A great opportunity like this appears very rarely in a lifetime. Investing in these high-quality stocks wouldn’t be possible if it was not for the recession phase. These stocks level up your portfolio score and provide you with a better and higher position in the market.

  1. Invest In Recession-Resistant Industries To Minimize The Risk 

While it might sound strange and not extremely surprising, many companies perform quite well during the recession period. Keep a lookout for these companies.

Adding stocks from these industries will not only ensure the safety of your finances but also leverage your portfolio.

Counter cyclical stocks tend to perform quite well during a market crash because their demands reach new heights when the income level falls or when there is an air of certainty in the economy.

With these industries’ stock price moving opposite to the crashing market prices, these industries become a great and successful investment option.

These industries see an increase in their demands when people cut back on expensive or luxury goods items and seek a certain sense of relief from fear and uncertainty. 

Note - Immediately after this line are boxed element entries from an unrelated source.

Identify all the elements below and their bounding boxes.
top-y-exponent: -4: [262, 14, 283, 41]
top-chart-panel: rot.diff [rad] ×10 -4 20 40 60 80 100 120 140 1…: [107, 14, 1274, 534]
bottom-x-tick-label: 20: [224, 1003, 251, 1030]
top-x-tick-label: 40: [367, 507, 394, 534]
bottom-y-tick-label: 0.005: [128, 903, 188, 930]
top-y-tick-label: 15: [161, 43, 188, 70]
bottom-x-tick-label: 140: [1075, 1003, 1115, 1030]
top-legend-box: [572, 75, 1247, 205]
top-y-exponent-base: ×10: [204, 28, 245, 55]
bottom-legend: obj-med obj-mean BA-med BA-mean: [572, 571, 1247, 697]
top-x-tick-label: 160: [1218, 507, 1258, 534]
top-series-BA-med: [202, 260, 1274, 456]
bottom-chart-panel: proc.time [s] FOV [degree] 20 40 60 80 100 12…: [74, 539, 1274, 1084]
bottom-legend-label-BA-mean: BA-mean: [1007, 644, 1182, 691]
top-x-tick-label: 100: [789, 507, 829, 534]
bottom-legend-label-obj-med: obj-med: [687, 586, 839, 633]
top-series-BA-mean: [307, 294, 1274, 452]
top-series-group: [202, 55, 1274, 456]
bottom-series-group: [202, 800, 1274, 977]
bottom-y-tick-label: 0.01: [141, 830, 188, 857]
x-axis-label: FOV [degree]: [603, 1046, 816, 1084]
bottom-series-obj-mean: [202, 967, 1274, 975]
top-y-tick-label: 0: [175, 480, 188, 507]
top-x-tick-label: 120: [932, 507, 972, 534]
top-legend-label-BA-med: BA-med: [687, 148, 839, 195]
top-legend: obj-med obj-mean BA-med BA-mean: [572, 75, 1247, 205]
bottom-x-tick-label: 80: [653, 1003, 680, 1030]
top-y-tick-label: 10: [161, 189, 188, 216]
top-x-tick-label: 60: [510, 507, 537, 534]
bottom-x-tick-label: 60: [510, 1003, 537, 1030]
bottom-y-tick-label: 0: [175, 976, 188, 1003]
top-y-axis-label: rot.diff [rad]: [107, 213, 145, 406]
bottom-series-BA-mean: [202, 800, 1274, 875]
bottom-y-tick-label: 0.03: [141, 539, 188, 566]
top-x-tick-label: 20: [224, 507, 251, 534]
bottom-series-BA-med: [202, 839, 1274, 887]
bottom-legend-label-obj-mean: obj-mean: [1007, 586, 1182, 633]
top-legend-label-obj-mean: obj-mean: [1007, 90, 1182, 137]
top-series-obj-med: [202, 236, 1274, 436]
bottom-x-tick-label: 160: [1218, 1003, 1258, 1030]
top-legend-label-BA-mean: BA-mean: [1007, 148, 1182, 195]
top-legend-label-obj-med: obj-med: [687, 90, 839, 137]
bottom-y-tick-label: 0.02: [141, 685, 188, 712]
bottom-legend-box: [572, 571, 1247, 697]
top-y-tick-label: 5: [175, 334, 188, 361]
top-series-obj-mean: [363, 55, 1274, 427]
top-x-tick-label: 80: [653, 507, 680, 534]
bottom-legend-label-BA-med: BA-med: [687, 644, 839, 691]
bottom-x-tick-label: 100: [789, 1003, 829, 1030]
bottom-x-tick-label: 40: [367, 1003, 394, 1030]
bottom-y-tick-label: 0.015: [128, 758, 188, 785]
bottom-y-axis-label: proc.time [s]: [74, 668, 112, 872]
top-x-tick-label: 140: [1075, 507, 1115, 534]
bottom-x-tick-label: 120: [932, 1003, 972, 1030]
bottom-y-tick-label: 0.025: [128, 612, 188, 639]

The outperforming generally includes companies like consumer staples, firearm, grocery stores, cosmetic manufactures, funeral services, alcohol manufacturers, discount stores, etc.

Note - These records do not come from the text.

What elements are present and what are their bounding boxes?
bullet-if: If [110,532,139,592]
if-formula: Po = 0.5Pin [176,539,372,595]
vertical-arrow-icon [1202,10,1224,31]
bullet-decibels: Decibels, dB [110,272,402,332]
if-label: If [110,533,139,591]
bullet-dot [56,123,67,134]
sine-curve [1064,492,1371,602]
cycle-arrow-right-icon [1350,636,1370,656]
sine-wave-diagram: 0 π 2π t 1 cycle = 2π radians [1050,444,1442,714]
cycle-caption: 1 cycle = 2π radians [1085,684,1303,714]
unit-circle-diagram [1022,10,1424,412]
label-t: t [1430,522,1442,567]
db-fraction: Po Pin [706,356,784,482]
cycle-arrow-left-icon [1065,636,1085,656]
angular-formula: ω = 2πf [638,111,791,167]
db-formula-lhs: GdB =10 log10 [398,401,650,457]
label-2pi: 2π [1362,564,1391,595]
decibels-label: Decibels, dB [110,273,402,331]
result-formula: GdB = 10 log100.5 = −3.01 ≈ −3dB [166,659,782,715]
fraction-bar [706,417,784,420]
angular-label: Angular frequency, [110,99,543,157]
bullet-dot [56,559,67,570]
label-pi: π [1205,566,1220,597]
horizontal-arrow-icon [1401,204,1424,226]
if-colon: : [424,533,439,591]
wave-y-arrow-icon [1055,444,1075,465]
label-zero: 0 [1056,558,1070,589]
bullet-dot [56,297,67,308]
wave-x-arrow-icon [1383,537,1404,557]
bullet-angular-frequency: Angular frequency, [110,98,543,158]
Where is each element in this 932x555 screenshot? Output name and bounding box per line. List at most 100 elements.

Investing in these companies assure you that your investments and financial stand would not be adversely affected by the recession. Your investments are in safe hands.

  1. Invest In Companies Featuring A Strong Balance Sheet

During the recession, an excellent investment strategy would be to invest in companies and industries that have a record of maintaining strong balance sheets and business models despite the recession. Companies like this are less vulnerable and rarely affected by the tightening recession scenario.

Some of the companies that fall under this category are a part of industries like utilities, defense stocks, and basic food conglomerates. Make sure to study a company’s financial report in depth before investing, especially during a risky time like a recession.

Like we trust and use brands with high performing ability and safety features, investing in high performing companies during a hard time like a recession will guarantee guaranteed safety from the consequences of a bad recession period.

To Sum Up

19 October 1987 witnessed the biggest stock market drop in history with a one day drop of 508 points. However, many investors took advantage of the situation and improved their stand in the market by deploying some of the investment strategies mentioned above.

The economic boom soon overcomes the hard-hitting and ugly recession. The phase where the economy is moving from recession to recovery is when investors should revamp their strategies.

This transition period is a very favorable time for investments. The market is characterized by a rising growth rate and low-income rates. 

With the market recovering from the recession to a much better version of itself, the easy money conditions turn out to be extremely favorable and beneficial for the individuals who faced the recession’s blow.